Uzun süredir cezaevinde bulunan Osman Kavala, Gezi Parkı olaylarıyla ilgili olarak tutuklanan Ayşe Barım hakkında açıklamalarda bulundu. Kavala’nın yapmış olduğu açıklamalara göre Barım suçlumu, Osman Kavala neler söyledi? Haberimizin devamında.
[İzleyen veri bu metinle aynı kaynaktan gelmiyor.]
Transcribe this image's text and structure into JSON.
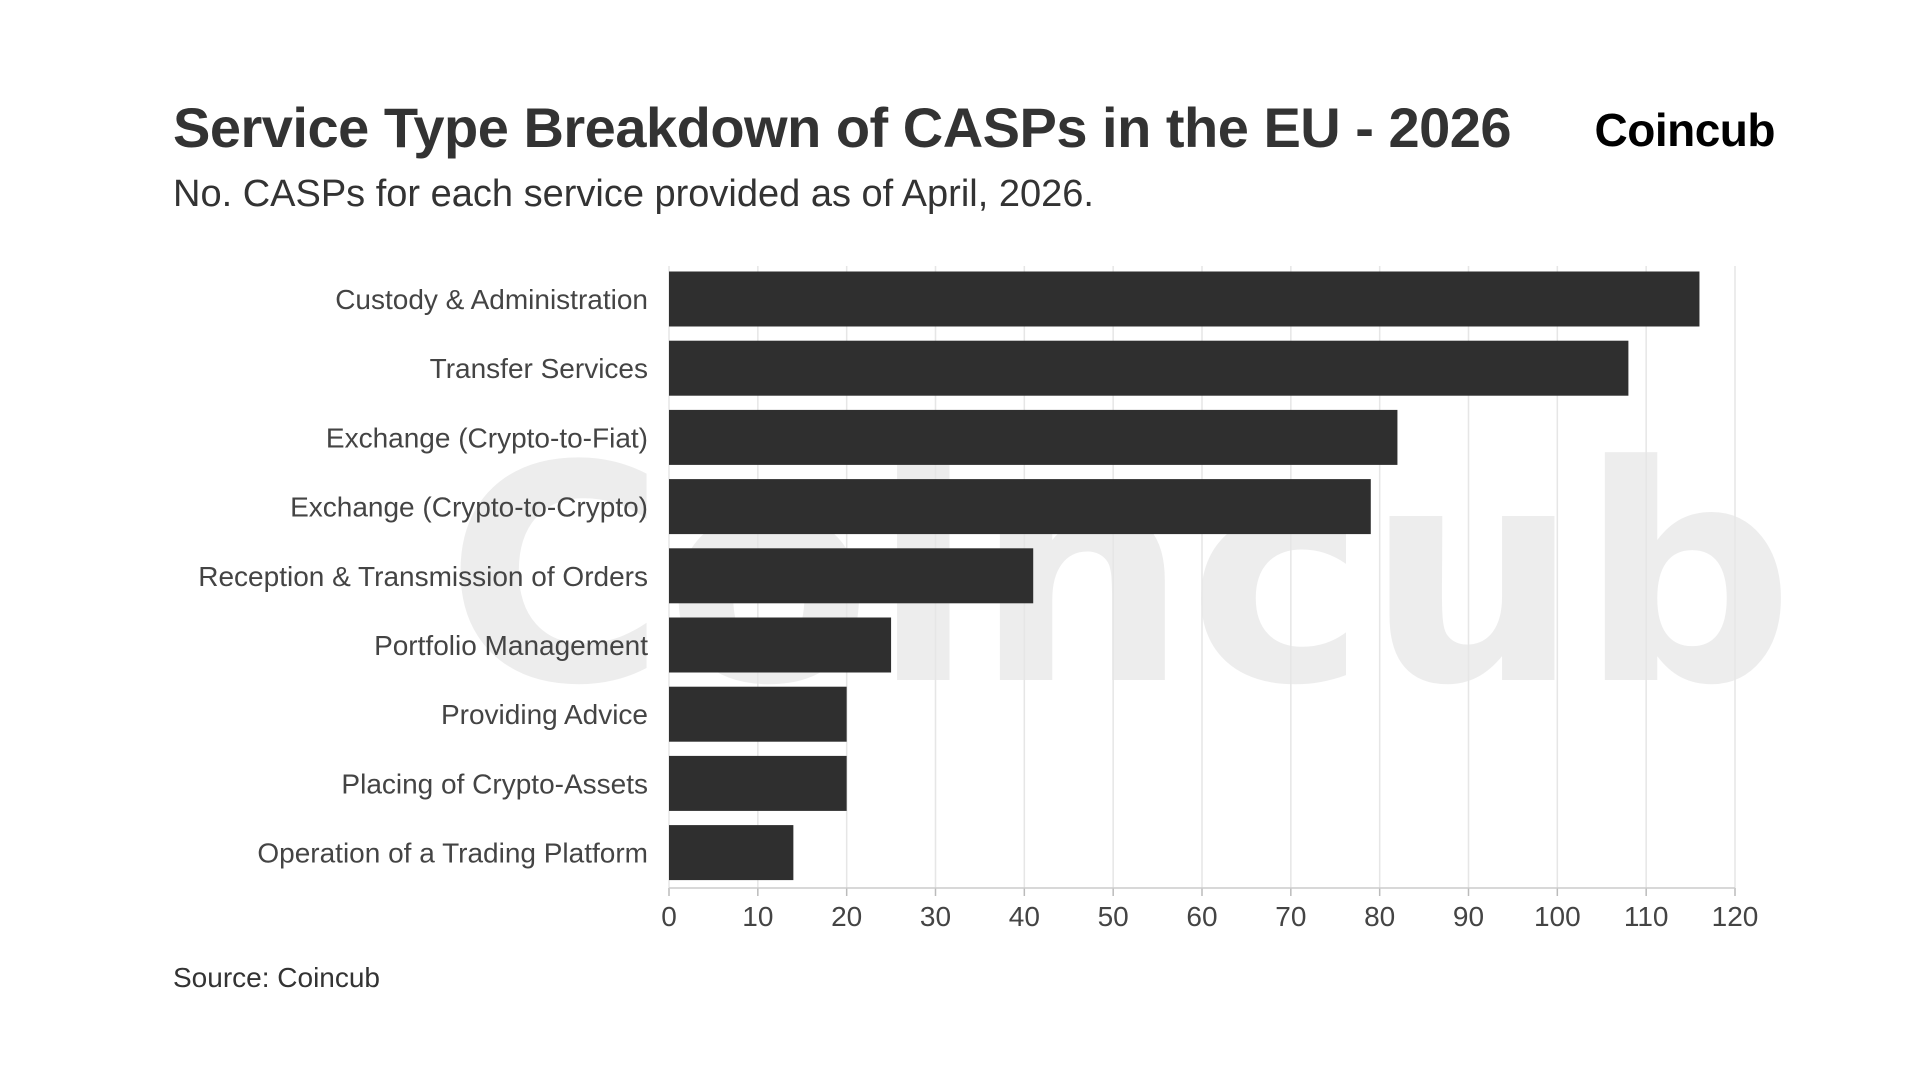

Barım ile Görüşmeler Gezi Olaylarının Ardından Gerçekleşti
Kavala, 27 Ocak'ta tutuklanan menajer Ayşe Barım’ın Gezi Parkı protestoları ile bağlantılı olarak suçlanmasını eleştirdi. Savcılığın, Barım’ın kendisiyle Gezi protestoları sırasında yoğun bir iletişimde olduğunu iddia ettiğini belirten Kavala, telefon kayıtlarının bu iddiayı çürüttüğünü söyledi. Kavala, yaptığı açıklamada şunları ifade etti:
“Telefon görüşmelerimizin Gezi olayları bittikten sonra gerçekleştiği açıkça ortada. O dönemde telefonlarım dinleniyordu ve savcı, iddia edilen türde bir konuşmanın hiç gerçekleşmediğini biliyordu.”
“Tutuklama Algı Yaratma Amacı Güdüyor”
Osman Kavala, Ayşe Barım'ın tutuklanmasını bir "gerçekliği tahrif etme ve algı yaratma çabası" olarak değerlendirdi. Kavala, savcılığın Barım’ı gözaltına alma gerekçesi olarak kendisiyle yaptığı görüşmeleri gösterdiğini ancak telefon kayıtlarının bu iddiaları çürüttüğünü vurguladı. Gezi olaylarıyla ilişkili olarak Barım’a yöneltilen suçlamaların hukuki temelden yoksun olduğunu ifade etti.
Gezi Davasında Hukuki Bağlantı Kurma Gerekliliği Kalmadı
Kavala, Barım’ın tutuklanmasının yalnızca kişisel bir durum olmadığını, benzer yöntemlerin diğer siyasi figürler, belediye başkanları ve gazeteciler için de kullanıldığını belirtti. Kavala, şu ifadeleri kullandı: "Artık suçlamalarla kişilerin eylemleri arasında hukuki bir bağ kurma gereği duyulmuyor. Bu yöntem Gezi davasında sistematik bir hal aldı ve kamuoyunun bu uygulamalara alıştırılması için bir strateji olarak kullanıldı."
Gezi Protestolarını Kriminalize Etme Çabası
Son dönemde Gezi Parkı protestolarına yönelik yapılan kriminalleştirme çabalarının da aynı amaca hizmet ettiğini savunan Kavala, protestoların tahrif edilerek suç unsuru haline getirilmeye çalışıldığını söyledi. Kavala, kamuoyunun bu tür uygulamalara alıştırılmaya çalışıldığını belirterek, Gezi olayları üzerinden yürütülen hukuki süreçlere dikkat çekti.